At the end of the day, your creative process is your own. But I don’t want to trade out the mundane tasks in art or the process of improvement. If you keep abstracting yourself from your art, don’t you stop being the artist at some point?

Imperfect Photography

The cover picture is a photo I took when I was camping at Panola mountain in February 2024. It’s not a technically perfect photograph– it’s out of focus and I think my lens was fogged up when I took it4. But it’s one of my favorite photos that I’ve ever taken.

Panola-16.png

Mistakes can be art too. Embracing the beauty inherent to process is a valuable skill, and the people rushing to AI for art seem to miss that point sometimes.

The next 365 days

I’ve got a couple of projects I’m hoping to work on in 2026 (resolutions of sort!):

  • Finish a non-school book once a week. This can be anything– a play, a novella, short story, fiction, non-fiction, poetry.
  • Read more Marathi and Hindi literature, or at least just practice translating songs more.
  • And speaking of songs, singing more.
  • Start up my Atlanta Hot Chocolate review Instagram. See, I love hot chocolate, and have been joking about an insta dedicated to reviewing Atlanta’s hot chocolate establishments for a while. So I might as well start now. For what it’s worth, I’m almost done with the template for reviews.
  • Write more often. My idealistic goal is to write something cohesive enough to post every three days, but realistically, a finished post once a week.
  • It would also be fun to practice videography and start making video essays from some of my posts. As a spoiler, the latest addition to my drafts pile is a script for my first video essay.
  • When I walk around with my camera I get asked if I have a photo insta more often than I expect to. I really ought to build up a photo insta, posting a batch of photos at least once a week. This should be easier, I do have a backlog of photos I can post from.
  • And bleeding in from the previous note, taking more pictures.
  • I want to note, the goal isn’t to focus on quantity but rather practicing concision & just putting out posts instead of waiting until they are as close to perfect as I can in the moment. And working on finishing projects I start.
  • Traveling more.
  • Try and build up an origami community in Atlanta outside of my college club.
  • Throw many potlucks and movie nights.
  • And of course, learn many new things & make many many new friends (and maybe an enemy, just to see what that’s like)

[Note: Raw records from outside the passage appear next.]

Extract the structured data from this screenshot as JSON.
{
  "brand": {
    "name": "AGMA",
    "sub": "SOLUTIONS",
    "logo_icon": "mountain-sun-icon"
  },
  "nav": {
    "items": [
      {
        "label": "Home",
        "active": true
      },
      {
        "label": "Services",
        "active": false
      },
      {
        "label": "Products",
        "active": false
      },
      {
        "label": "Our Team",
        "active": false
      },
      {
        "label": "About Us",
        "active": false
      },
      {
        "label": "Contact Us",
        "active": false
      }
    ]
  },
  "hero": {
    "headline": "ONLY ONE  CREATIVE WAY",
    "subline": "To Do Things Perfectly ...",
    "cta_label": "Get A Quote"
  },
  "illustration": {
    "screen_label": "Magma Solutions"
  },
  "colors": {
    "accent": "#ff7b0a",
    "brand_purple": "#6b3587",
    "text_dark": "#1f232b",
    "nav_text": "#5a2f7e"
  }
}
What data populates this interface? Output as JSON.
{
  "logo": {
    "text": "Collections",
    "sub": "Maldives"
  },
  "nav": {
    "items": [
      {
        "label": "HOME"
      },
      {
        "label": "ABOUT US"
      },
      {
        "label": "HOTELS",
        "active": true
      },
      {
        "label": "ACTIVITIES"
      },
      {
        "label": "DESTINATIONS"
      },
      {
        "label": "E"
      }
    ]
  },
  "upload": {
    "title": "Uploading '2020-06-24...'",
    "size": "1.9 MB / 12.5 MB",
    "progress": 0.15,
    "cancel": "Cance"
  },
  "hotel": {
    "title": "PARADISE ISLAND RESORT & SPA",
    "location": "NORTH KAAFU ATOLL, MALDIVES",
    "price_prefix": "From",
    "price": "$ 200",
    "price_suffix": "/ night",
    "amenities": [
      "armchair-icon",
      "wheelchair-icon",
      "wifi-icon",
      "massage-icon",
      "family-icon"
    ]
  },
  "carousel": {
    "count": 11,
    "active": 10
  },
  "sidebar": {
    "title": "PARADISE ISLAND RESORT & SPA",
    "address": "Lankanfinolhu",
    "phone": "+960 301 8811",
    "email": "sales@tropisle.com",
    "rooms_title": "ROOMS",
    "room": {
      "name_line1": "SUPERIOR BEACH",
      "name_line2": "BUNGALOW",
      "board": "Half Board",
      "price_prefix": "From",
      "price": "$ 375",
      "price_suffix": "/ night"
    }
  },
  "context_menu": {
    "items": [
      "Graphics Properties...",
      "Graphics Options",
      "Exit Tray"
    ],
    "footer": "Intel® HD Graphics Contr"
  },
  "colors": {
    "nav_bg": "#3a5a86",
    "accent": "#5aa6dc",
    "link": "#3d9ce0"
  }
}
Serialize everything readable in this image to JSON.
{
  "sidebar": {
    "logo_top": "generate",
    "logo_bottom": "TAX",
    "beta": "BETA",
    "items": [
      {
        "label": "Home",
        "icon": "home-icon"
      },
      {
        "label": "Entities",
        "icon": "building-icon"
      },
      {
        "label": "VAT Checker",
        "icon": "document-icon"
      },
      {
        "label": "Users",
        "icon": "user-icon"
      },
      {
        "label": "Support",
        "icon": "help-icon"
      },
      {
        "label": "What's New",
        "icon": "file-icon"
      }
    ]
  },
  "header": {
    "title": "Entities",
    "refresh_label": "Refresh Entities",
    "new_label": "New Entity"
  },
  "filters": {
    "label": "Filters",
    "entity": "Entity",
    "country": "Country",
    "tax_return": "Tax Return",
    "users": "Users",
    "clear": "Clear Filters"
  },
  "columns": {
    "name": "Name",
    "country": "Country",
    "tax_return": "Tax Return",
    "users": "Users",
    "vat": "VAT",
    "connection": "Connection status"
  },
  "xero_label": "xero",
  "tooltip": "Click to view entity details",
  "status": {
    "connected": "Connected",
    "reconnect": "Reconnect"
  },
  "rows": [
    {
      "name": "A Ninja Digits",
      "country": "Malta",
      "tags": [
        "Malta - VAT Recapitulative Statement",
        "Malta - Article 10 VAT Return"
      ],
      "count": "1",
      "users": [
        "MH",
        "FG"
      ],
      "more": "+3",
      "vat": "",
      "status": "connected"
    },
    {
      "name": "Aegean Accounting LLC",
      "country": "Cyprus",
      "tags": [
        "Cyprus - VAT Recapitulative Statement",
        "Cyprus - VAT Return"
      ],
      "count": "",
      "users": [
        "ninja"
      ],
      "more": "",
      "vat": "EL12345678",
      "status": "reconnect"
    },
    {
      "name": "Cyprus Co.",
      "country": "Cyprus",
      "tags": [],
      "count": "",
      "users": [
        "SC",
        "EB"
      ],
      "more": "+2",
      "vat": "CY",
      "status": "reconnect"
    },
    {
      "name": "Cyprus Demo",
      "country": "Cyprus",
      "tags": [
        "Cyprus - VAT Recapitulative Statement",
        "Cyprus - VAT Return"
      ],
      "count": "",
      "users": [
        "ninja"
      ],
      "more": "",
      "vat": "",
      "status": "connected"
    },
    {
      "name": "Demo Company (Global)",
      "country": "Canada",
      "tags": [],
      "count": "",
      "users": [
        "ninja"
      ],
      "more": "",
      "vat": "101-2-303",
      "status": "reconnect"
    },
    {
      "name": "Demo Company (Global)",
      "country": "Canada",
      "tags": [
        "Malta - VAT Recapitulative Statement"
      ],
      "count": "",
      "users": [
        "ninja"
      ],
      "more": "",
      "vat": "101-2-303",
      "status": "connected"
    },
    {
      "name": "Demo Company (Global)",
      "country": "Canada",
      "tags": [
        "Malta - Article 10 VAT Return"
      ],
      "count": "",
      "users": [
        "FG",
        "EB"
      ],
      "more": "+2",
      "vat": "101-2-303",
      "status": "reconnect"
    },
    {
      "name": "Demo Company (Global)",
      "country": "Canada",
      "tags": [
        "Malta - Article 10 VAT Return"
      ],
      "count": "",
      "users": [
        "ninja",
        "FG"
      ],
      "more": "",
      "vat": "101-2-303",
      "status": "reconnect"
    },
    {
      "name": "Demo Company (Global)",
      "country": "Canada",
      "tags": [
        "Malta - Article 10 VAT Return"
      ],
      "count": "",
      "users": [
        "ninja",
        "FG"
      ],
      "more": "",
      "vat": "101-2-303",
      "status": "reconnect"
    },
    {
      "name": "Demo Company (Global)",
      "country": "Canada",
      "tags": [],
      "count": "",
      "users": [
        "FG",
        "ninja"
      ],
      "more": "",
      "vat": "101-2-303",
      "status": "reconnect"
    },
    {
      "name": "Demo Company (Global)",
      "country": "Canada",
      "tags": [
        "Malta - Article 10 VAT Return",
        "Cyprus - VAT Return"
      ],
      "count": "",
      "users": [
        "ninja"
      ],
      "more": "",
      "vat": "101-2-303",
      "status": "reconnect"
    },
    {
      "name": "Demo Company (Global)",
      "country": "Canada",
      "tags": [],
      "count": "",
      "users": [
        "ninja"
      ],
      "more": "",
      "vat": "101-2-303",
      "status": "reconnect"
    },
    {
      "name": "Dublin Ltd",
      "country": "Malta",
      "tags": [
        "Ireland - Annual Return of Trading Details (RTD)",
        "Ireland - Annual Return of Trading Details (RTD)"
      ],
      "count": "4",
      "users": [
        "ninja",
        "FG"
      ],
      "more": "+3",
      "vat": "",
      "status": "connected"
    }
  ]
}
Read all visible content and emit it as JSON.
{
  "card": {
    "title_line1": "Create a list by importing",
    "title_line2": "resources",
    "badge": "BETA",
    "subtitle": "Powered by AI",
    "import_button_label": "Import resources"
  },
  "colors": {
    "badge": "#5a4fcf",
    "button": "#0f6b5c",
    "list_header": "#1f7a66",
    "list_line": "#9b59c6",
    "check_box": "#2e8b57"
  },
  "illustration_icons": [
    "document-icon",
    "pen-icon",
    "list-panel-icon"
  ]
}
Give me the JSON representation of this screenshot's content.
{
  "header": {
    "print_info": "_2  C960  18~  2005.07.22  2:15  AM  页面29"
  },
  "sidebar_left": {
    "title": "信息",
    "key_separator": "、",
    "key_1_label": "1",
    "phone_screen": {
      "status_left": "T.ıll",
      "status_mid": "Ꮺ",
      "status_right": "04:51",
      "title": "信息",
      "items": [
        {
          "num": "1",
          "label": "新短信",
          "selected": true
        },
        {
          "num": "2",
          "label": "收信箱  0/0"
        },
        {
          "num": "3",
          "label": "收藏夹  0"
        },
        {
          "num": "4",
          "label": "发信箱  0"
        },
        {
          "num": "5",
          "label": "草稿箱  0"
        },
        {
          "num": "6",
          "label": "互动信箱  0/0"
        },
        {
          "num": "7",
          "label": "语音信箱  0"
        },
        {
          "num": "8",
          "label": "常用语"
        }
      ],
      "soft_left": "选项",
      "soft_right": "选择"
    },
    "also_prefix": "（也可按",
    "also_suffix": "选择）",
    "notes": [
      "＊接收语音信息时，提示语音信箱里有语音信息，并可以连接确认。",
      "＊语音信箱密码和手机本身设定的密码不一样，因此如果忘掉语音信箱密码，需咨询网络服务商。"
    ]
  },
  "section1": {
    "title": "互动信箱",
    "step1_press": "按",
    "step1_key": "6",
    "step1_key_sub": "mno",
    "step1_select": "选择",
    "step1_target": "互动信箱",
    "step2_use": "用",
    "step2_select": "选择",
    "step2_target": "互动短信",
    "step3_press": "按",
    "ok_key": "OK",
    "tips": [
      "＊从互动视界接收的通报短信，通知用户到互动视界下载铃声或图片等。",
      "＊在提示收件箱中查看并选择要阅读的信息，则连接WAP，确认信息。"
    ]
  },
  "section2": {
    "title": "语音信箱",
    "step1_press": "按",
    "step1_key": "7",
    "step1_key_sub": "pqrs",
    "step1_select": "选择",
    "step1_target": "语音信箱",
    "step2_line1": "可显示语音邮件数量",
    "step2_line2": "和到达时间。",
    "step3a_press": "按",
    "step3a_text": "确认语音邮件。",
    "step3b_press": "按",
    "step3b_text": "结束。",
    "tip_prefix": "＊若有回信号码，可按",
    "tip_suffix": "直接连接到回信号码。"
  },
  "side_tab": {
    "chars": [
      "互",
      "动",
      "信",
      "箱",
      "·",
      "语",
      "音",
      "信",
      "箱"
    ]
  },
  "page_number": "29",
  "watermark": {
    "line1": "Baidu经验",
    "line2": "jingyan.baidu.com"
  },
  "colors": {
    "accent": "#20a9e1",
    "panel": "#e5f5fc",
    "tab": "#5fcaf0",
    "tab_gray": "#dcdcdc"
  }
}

This is a non-exhaustive list, I think of new things I want to do all the time. But writing at least some of them down is the first step to achieving them.

Title Credits & Footnotes

A completely original title! My goodness!

Footnotes

  1. Or at least in my corners of it.

  2. Vibe Coding at Collins Dictionary

  3. What is Vibe Writing - Deleyna Marr

  4. This is a post I’m working on writing too. There’s an electronics project I have to finish for it first though.